Days after the U.S. and Turkey announced a breakthrough deal to fight together against the Islamic State, U.S. officials are insisting that -- contrary to reports -- there are definitely no U.S. plans for a "safe zone" inside Syria. In fact, there really is no "zone," and there is no plan to keep the area "safe."
This confusion is a microcosm of the disorganized U.S. approach to the Islamic State threat since last summer. Each incremental escalation into which the U.S. gets dragged in Syria seems poorly thought out and even more poorly explained. Until the Barack Obama administration can reconcile the different objectives among the members of its anti-Islamic-State coalition, the various partners will continue to work at cross-purposes. In this case, for the U.S., the Islamic State is the one and only priority; for Turkey, the imperative is protecting civilians from Syria's Bashar al-Assad regime and eventually forcing its exit.

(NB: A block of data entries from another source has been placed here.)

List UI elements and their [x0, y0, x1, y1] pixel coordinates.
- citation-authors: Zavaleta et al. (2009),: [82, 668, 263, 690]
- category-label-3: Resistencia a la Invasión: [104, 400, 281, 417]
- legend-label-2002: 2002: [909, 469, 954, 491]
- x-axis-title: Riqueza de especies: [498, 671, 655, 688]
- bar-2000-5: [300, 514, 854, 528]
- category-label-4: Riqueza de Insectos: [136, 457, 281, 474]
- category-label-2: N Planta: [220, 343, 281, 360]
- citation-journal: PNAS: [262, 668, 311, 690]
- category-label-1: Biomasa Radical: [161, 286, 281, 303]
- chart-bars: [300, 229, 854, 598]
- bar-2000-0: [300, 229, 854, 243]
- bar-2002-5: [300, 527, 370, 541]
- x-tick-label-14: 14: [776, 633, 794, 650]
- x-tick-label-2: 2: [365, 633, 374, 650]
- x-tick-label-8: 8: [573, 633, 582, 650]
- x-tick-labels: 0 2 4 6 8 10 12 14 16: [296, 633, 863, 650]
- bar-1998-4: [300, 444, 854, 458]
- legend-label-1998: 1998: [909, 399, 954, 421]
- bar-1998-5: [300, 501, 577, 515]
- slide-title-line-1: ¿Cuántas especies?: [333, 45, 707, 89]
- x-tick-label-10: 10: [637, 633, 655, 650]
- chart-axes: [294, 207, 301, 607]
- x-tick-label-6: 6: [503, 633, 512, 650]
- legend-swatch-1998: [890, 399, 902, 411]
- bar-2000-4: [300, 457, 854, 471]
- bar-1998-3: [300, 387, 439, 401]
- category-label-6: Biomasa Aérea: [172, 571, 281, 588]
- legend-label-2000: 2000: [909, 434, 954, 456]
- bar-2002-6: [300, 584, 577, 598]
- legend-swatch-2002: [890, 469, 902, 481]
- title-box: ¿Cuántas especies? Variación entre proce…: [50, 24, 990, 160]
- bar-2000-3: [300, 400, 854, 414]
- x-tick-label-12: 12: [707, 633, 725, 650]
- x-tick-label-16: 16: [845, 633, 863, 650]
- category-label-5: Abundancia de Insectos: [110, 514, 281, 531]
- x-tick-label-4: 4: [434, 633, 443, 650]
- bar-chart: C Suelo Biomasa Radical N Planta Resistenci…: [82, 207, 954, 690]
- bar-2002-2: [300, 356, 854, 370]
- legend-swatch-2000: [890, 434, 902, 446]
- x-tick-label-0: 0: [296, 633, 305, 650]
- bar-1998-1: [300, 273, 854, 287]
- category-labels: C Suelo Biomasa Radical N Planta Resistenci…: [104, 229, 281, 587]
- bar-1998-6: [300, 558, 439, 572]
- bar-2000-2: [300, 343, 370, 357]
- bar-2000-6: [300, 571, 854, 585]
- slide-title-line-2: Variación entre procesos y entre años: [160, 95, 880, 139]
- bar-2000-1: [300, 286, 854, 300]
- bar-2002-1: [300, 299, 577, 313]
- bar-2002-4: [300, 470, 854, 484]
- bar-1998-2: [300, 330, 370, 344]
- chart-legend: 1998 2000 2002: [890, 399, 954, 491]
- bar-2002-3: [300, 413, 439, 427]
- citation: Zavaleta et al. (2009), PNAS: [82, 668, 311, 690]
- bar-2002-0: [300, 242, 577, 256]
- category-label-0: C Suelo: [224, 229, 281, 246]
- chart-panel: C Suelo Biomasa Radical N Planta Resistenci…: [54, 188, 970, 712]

For the last week, various U.S. and Turkish officials have been contradicting each other in public and private over whether or not the White House agreed to a safe zone inside Syria, something it has long resisted. Major U.S. newspapers even published makeshift maps showing what the anti-Islamic-State safe zone would cover. But in a conference call with reporters Tuesday, three senior administration officials made it clear that there are no U.S. plans for a safe zone, a no-fly zone, an air-exclusionary zone, a humanitarian buffer zone or any other protected zone of any kind.